Malaysia rulers to meet amid talk of emergency declaration
Reports Prime Minister Muhyiddin Yassin wants to impose measures to tackle COVID-19 surge and ‘political instability’.
Malaysia’s King Al-Sultan Abdullah will meet the country’s sultans to discuss proposals put forward by Prime Minister Muhyiddin Yassin, the palace said on Saturday without elaborating on their content, amid reports that Muhyiddin wants to impose a state of emergency.
Muhyiddin met the king on Friday to present a proposal that would lead to the suspension of parliament, sources told the Reuters news agency. The potential move has been widely condemned by the country’s opposition politicians and greeted with alarm by Malaysians.
The king would meet the other rulers “soon”, Ahmad Fadil Shamsuddin, the Comptroller of the Royal Household, said in a statement. The prime minister’s office has not commented on the proposal.
Muhyiddin has faced questions over his support in the 222-seat parliament since he was appointed prime minister in March, and pressure has grown since the opposition leader and former Deputy Prime Minister Anwar Ibrahim said last week he had secured the backing required to become prime minister.
Malaysia is also battling a sudden resurgence in the outbreak of COVID-19.
The country now has more than 24,000 cases of COVID-19, more than double the number a month ago. Upwards of 700 and 800 cases a day have been reported for the past week and on Friday the country recorded 10 deaths, the highest since the pandemic began.
COVID-19 spike
Most have been in Sabah, where a state election took place on September 26, but the outbreak there has also helped seed clusters in the peninsula – a two-hour flight across the South China Sea – and Kuala Lumpur and Selangor – the country’s richest state – have been under a partial lockdown since October 14.
Opposition leader Anwar Ibrahim said he was “deeply concerned” at the reports of an emergency.
“A state of emergency is declared when there is a threat to our national security,” he said in a statement. “But when the government is itself the source of that threat then a state of emergency is nothing more than the descent into dictatorship and authoritarianism.”
Of course we’re all fed-up of politics. But even if they suspend Parliament and declare emergency, the politicking won’t stop.

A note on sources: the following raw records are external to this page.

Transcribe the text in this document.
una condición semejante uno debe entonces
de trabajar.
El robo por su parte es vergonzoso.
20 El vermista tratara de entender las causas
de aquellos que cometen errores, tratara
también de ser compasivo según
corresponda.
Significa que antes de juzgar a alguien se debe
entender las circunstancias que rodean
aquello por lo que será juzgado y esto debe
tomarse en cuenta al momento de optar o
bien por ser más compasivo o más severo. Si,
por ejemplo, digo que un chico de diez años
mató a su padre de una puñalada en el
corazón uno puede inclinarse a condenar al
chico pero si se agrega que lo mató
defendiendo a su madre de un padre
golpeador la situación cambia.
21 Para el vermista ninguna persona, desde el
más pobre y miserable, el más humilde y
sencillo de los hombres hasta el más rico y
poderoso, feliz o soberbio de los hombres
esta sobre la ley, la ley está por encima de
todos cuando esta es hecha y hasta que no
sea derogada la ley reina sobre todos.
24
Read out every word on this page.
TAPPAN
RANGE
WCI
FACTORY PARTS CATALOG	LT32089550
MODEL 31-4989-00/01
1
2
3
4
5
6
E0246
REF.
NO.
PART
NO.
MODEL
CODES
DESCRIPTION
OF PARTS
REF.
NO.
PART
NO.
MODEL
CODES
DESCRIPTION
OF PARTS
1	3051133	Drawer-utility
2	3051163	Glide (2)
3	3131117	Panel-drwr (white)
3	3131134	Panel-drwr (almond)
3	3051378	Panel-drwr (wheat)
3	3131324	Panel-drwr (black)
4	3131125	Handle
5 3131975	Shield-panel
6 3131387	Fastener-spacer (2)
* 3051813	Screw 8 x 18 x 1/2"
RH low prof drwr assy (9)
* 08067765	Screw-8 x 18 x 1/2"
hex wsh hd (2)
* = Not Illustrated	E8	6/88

Because suspending Parliament IS a political move, NOT a public health one.
— Marina Mahathir (@netraKL) October 23, 2020
A pause from politicking… you mean a pause from democracy? It was a slippery slope and we’re now at the bottom of it. Congratulations
— Sharifah Hani Yasmin (@sharifahyasmiin) October 23, 2020
On Friday, Muhyiddin’s cabinet held a special meeting that included the chief of police and head of the armed forces. He then flew to the east coast for a two-hour audience with the king. Local media reported unnamed sources within the government saying an emergency was necessary because of “political instability” and the COVID-19 outbreak.
In an open letter, seven former presidents of the Malaysian Bar Council said Malaysia’s success in tackling earlier waves of the disease showed existing laws were sufficient.
“There is no violence, or threat to the security of our nation,” they wrote, urging the government to reconsider the situation.
“If the predominant objective of the suggested declaration is to suspend parliament, and to gain emergency powers then it will obviously be an unlawful design which, if unchecked, will disenfranchise and deceive Malaysians.”
Budget vote
The next session of Malaysia’s parliament is scheduled to begin on November 2, with the government facing its first test within days when the budget is presented on November 6.
A failure to pass the spending plans could be seen as a vote of no-confidence in the government and lead to a general election.
During the last session in July, Muhyiddin, who governs in a loose alliance with a number of ethnic Malay and Islamic parties, won the vote to replace the speaker by a majority of just two.
Multi-ethnic Malaysia was last governed under an emergency in 1969, after race riots in Kuala Lumpur left scores of people, most of then ethnic Chinese, dead.
Under the order, the constitution was suspended, parliament dissolved, and the functions of government moved under a National Operations Council. A curfew restored order to the streets, but the media was muzzled and prominent opposition politicians were arrested under provisions that allowed for indefinite detention.
Parliament reconvened in February 1971, and political life resumed, but the actual emergency ordinance was not fully repealed until 2013.